Grammar study in the Refold method is about understanding how the language works — not memorizing rules for their own sake. The goal is to prime your brain to notice and understand patterns when you encounter them in immersion.
Grammar study is a priming activity. It doesn't teach you grammar — immersion and language use does that. What grammar study does is give you a head start: when you've read about a pattern, you're more likely to notice it in your immersion, and when you notice it, you're more likely to understand and acquire it.
This means grammar study is most effective in short, focused sessions: 10-15 minutes per day is plenty. Spending hours on grammar without corresponding immersion time is one of the most common mistakes language learners make.
The depth of grammar study changes as you progress:
Phase 1 (beginner): Light grammar study to understand basic sentence structure. You just want enough to break down simple sentences and understand what's happening. Don't try to master anything — just get a general sense of how the language puts sentences together.

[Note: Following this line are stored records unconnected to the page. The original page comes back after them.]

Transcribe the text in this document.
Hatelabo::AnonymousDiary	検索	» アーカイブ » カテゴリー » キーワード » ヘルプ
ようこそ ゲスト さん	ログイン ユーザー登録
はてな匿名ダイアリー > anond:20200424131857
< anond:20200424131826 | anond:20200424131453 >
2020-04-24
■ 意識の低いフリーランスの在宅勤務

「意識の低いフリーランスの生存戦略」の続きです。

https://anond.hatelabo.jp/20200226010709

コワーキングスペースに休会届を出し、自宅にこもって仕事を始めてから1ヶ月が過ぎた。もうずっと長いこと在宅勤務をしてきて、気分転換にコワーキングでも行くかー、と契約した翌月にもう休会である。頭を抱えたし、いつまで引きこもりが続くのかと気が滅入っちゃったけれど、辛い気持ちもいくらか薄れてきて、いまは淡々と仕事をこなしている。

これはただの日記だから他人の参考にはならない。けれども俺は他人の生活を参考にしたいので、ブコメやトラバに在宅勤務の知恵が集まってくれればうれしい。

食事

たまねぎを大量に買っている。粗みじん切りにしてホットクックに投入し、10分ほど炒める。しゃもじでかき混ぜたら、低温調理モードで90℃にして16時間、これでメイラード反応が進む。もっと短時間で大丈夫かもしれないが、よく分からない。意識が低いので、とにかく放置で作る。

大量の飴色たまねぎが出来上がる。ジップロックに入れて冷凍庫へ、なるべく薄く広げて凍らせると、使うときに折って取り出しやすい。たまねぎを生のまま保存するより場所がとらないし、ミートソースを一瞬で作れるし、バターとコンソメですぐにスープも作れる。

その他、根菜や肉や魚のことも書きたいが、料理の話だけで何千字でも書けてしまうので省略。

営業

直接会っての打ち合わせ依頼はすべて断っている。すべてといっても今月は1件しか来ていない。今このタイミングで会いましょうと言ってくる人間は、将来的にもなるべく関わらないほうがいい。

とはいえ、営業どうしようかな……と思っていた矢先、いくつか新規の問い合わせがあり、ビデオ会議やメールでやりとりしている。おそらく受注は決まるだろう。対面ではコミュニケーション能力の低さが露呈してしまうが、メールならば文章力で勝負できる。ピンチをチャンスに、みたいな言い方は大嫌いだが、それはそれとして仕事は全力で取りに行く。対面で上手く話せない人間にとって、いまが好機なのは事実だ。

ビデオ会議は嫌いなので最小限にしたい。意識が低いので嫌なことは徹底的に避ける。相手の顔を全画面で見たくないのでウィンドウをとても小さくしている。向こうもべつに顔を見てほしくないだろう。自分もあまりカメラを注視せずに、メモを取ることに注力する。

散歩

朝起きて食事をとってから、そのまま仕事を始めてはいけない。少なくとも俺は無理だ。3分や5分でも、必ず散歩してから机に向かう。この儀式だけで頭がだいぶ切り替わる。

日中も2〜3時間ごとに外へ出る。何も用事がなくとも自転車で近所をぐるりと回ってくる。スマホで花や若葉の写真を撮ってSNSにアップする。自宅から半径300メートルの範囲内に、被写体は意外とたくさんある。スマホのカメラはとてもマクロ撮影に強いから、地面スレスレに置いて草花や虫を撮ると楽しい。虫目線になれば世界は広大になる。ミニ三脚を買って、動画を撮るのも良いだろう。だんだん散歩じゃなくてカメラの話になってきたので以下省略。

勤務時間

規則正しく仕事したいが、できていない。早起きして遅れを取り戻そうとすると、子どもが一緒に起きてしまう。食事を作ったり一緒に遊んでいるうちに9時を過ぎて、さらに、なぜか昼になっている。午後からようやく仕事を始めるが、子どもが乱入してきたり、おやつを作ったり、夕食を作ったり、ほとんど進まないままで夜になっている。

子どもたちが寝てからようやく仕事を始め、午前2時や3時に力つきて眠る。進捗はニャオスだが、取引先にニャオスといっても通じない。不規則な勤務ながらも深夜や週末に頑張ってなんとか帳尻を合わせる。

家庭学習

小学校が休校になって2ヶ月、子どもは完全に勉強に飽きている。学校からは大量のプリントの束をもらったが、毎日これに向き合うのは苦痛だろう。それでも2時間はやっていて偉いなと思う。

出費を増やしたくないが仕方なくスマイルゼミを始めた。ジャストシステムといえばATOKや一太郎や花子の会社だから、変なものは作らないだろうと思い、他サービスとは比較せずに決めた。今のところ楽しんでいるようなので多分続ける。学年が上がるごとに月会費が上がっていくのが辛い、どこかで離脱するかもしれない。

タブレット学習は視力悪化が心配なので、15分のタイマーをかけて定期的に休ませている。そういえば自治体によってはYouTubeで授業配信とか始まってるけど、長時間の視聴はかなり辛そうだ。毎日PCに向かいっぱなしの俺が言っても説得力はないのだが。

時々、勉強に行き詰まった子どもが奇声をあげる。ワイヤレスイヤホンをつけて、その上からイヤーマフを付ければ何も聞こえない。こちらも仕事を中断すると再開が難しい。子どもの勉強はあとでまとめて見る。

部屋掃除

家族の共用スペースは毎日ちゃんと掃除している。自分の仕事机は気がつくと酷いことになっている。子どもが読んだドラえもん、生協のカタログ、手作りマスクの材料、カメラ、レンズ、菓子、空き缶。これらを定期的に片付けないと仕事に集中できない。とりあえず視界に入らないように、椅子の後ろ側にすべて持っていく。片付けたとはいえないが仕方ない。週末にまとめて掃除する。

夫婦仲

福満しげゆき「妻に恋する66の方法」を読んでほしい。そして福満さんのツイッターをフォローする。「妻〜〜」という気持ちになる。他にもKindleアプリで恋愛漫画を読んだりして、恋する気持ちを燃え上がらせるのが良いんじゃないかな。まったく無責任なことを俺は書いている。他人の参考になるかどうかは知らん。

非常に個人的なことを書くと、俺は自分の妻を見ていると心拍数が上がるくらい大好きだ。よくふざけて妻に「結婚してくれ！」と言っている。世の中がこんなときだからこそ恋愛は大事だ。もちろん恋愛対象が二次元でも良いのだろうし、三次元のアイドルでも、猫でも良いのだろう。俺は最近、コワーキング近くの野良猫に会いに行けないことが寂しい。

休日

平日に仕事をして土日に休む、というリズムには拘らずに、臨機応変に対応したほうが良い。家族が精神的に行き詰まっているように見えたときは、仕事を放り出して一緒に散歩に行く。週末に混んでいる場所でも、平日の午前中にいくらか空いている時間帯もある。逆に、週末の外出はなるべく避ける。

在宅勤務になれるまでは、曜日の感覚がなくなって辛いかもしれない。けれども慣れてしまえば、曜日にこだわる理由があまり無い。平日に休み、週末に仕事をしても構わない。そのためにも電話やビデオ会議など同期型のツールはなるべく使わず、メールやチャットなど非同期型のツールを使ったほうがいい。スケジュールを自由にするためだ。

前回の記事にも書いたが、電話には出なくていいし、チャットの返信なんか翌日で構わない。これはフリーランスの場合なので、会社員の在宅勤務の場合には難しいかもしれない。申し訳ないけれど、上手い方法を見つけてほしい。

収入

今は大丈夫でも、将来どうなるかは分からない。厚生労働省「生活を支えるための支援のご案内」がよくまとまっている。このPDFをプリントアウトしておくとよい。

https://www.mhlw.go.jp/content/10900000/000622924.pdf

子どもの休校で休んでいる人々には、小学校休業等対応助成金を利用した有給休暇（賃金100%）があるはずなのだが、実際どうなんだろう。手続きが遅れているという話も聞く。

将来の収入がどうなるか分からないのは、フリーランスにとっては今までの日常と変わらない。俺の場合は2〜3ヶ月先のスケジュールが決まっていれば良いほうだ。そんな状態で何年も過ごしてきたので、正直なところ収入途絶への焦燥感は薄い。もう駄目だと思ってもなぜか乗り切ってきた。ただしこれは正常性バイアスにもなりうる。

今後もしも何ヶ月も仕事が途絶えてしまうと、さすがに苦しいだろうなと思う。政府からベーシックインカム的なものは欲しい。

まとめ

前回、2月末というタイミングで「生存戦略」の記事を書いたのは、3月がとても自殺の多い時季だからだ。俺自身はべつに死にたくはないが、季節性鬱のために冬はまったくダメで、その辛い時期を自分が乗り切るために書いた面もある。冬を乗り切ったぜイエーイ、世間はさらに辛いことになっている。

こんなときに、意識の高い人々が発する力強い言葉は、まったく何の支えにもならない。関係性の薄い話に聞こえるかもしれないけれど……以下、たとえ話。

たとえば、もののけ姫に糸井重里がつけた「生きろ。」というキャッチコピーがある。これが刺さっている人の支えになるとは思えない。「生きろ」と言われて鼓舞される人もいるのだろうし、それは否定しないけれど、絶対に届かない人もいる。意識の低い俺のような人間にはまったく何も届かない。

Phase 2-3 (intermediate): Grammar becomes more useful as you encounter more complex patterns in your immersion. When you notice a pattern you don't understand, look it up. This "just-in-time" grammar study is more effective than studying grammar in a predetermined order.
Phase 5-6 (accuracy and use): This is where formal (from textbooks or classes) grammar study becomes most valuable. You already have strong intuitions from thousands of hours of input. Grammar study now helps you identify where those intuitions are wrong and gives you the knowledge to fix them.
Phase 7 (advanced): Your grammar study should focus on formal, academic, and literary patterns that don't come up in casual immersion.
Good grammar resources explain patterns in a way that helps you understand, rather than making you memorize rules. Look for resources made by experienced teachers of your target language — they've usually figured out which explanations work best for learners. Try a few different resources and stick with the one that clicks.
The distinction between explicit grammar knowledge and implicit acquisition is foundational to modern SLA theory. Krashen (1982) proposed a stark separation — the acquisition-learning hypothesis — arguing that explicit grammar study cannot become implicit knowledge. While contemporary research has nuanced this claim, the core insight remains valid: grammar study alone, without massive input and interaction, is insufficient for fluency.
Schmidt (1990) provides the theoretical basis for grammar study's role as a priming activity. His Noticing Hypothesis proposes that explicit knowledge helps learners notice grammatical patterns when they encounter them in input — and that this noticing is a prerequisite for converting input into intake. By this account, grammar study doesn't teach the language directly; it makes subsequent input more salient and processable.
However, research also shows that grammar study divorced from meaningful communication is ineffective. Wong and VanPatten (2003) demonstrated that traditional grammar drills are particularly inefficient because learners focus on the form of their production rather than on meaning. The recommendation to pair grammar study with immersion aligns with research on form-focused instruction: Long (1996) argued that attention to form is most effective when it arises during meaning-focused activity, and Ellis (2016) confirmed that integrated form-focused instruction outperforms isolated grammar teaching.